Africa is Nobody’s Prize to Win or Lose – Kagame

Rwanda’s President Paul Kagame has told leaders and policy makers attending a World Policy Conference in Marrakesh, Morocco, that Africa is nobody’s prize to win or lose, adding that it is the responsibility of Africans to take charge of the continent’s interests.

“Africa is nobody’s prize to win or lose. Not at all. It is our responsibility, as Africans, to take charge of our own interests and develop our continent to its full potential,” President Kagame said.

The President was speaking as the guest of honour at the conference where he took part in an interactive session moderated by Thierry de Montbrial, Founder of the World Policy Conference.

Founded in 2008, the World Policy Conference (WPC) helps to promote a world that is more open, more prosperous and fairer.

It explores non-aggressive ways of adapting how States connect with each other at all levels, while respecting the culture and fundamental interests of each nation.
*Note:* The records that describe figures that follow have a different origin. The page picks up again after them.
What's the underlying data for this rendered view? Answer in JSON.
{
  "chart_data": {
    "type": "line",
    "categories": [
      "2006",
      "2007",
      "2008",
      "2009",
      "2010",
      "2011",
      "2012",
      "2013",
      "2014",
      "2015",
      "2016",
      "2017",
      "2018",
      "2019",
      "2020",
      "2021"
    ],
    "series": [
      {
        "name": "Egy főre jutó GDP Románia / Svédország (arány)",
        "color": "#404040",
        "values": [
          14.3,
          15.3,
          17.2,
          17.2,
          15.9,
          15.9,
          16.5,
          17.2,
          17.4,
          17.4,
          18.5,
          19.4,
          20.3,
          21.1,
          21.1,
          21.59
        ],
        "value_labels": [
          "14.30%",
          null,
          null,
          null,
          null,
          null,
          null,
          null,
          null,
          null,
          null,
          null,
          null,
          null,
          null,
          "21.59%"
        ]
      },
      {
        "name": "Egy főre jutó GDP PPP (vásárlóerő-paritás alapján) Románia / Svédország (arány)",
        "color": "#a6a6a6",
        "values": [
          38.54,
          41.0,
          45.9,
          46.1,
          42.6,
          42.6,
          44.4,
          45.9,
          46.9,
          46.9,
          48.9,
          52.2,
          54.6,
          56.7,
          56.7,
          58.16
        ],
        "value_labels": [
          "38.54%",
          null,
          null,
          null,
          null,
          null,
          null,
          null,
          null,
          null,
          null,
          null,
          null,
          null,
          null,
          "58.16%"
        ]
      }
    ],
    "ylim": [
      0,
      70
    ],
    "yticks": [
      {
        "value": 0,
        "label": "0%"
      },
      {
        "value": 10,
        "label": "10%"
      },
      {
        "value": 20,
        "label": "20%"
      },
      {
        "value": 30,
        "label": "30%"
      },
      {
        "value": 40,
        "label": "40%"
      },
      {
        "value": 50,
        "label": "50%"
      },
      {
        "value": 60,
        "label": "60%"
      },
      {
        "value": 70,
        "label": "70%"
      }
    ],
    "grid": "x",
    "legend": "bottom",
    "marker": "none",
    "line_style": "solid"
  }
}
Speaking at the conference, Kagame said that lack of ownership of African affairs by Africans especially trade has been the main issue.

“In fact, this has always been the main issue. We have been waiting far too long, actually for centuries. Trade shapes a nation’s economy in powerful ways.”

The President said that search for comparative advantage generally leads to gains in competitiveness and wealth – adding that at a certain point, “the concept of “aid-for-trade” gained currency.”

The President applauded the forum as a future shaper.

“This is a forum focused on anticipating and shaping the future rather than trying to hold back change. That perspective is refreshing for those of us who experience the world from somewhere in the middle not one of the poles,” Kagame said.

According to Kagame, today, Africa enjoys strong trade relations around the globe, whether with Europe, India, North America, or China.

“Indeed, we want more investment and trade with everybody, because it leaves us all better off,”

That is why coming together as a region has been so important for Africa. Internal barriers to travel and commerce in Africa continue to fall, though more still needs to be done,” the Head of State said reflecting on Sierra Leone as the latest African country to ease movement of people.

“For example, Sierra Leone is the most recent country to announce visa on arrival for fellow Africans, joining around fifteen others. However, that is still less than one-third of Africa.”

President Kagame added: “The African Continental Free Trade Area is now in force and trading will commence in July 2020. This agreement will radically reshape how Africa does business with itself and with the rest of the world.”

According to economists, the Africa Continental Free Trade Area (AfCFTA) which was signed in Rwanda’s capital Kigali in March last year, will make the continent the world’s largest free trade area with Gross Domestic Product worth about $2.4 trillion.

Africa’s population is expected to grow to about 2.6 billion by 2050, making it the world’s largest market

The President recalled that “the the revitalisation of the African Union Peace Fund, which now stands at more than $125 million, has enhanced the credibility of Africa’s security partnerships, and it should continue to grow.”

The President also pointed out the tone of anxiety and defeatism that dominates current policy debates.

“Above all, it’s about the fear of losing something, rather than the ambition to do more and better.”

For President Kagame, “Even science and technology — the very engines of human progress — are increasingly seen as problematic, for example with artificial intelligence or genetically-modified crops.

From there, it’s a short step to the false belief that preserving a high standard of living in one place depends on preventing others from getting to the same level. Barriers go up; trust vanishes.”

Going forward, President Kagame shared Rwanda’s progress in different sectors.

“We have already seen evidence of tremendous advances, particularly in health, connectivity, governance, and incomes. Recovering that sense of hope and optimism, wherever it has been lost, is critical,” he said.

“If I may take the liberty of generalising, this pessimism does not resonate in Africa.There is a determination to live better lives for ourselves.

From there, it’s a short step to the false belief that preserving a high standard of living in one place depends on preventing others from getting to the same level. Barriers go up; trust vanishes,” Kagame said.

The World Policy Conference brings together top-level decision-makers, academics and opinion leaders who are mainly selected according to their expertise and international exposure.